The senator’s announcement follows weeks of turmoil in her home state that included violent clashes between federal immigration agents and protesters, culminating in the killing of two Minnesotans who were U.S. citizens.
In a four-minute video announcing her campaign, Klobuchar said “we cannot sugarcoat how hard this is, but in these moments of enormous difficulty, we find strength in our Minnesota values of hard work, freedom and simple decency and goodwill.”
“These times call for leaders who can stand up and not be rubber stamps of this administration, but who are also willing to find common ground and fix things in our state,” she said.
The entrance of Klobuchar fundamentally alters the dynamic of the governor’s race. Instead of facing a polarizing second-term incumbent in Walz, Republicans are now bracing for a likely battle against the DFL’s most popular statewide politician. Klobuchar has won each of her Senate elections by wide margins and developed a reputation in Washington as a competent and ideologically moderate senator.

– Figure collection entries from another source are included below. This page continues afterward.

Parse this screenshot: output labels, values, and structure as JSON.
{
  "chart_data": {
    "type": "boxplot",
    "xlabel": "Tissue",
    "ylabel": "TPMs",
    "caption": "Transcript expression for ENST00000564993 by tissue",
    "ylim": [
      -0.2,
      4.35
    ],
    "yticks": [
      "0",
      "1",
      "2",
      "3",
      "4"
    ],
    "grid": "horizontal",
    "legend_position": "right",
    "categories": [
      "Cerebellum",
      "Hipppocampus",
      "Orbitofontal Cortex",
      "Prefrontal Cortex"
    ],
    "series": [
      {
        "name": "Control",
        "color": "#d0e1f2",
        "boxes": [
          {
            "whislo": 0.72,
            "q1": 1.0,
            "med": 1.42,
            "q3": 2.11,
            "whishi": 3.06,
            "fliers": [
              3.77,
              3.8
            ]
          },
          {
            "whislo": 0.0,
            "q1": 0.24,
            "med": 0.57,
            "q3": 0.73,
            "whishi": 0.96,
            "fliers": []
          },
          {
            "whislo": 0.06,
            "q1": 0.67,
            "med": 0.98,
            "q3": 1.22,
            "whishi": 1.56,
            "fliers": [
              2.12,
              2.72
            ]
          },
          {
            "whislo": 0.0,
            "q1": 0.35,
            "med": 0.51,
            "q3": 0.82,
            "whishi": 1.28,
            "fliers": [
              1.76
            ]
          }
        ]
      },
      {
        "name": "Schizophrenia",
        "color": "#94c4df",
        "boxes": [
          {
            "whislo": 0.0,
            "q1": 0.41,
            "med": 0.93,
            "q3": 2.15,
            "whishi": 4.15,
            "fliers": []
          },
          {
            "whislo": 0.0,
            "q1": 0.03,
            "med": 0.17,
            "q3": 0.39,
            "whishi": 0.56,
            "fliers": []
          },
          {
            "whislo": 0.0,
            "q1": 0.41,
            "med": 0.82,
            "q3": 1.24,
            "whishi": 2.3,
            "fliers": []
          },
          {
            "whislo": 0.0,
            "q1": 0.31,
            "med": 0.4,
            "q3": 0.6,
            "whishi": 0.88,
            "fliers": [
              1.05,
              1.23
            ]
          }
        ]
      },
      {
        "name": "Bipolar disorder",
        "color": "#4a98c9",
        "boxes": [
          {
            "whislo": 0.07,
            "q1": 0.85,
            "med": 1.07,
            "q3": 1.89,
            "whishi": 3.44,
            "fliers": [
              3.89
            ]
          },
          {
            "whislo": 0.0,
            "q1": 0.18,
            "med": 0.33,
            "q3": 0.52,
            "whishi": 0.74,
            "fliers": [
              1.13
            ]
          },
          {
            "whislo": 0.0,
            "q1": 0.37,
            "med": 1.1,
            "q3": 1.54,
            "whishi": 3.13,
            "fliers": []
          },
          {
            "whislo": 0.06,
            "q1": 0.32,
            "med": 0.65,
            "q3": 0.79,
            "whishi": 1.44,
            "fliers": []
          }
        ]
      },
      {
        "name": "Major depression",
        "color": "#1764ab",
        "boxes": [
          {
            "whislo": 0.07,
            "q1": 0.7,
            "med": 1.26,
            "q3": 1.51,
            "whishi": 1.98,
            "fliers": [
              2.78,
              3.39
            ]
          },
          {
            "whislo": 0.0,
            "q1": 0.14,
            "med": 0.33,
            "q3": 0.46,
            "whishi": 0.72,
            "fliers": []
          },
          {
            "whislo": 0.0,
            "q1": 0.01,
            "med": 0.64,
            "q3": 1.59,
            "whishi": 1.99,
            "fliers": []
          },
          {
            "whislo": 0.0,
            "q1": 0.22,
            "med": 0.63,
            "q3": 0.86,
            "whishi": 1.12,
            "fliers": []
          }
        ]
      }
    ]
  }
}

Her record could blunt some of the GOP’s usual lines of attack. The field of about a dozen Republicans running for governor are trying to make the 2026 election a referendum on the snowballing fraud crisis in the state’s social services programs. But tying that problem to Klobuchar, a federal lawmaker, could prove difficult.
Even so, Republicans are making the case that a Klobuchar governorship would be more of the same.
“Amy Klobuchar is Walz’s third term — same mindset, same excuses, same results. And voters already see it,“ Minnesota Republican Party Chair Alex Plechash said in a statement after Klobuchar filed paperwork to run for governor.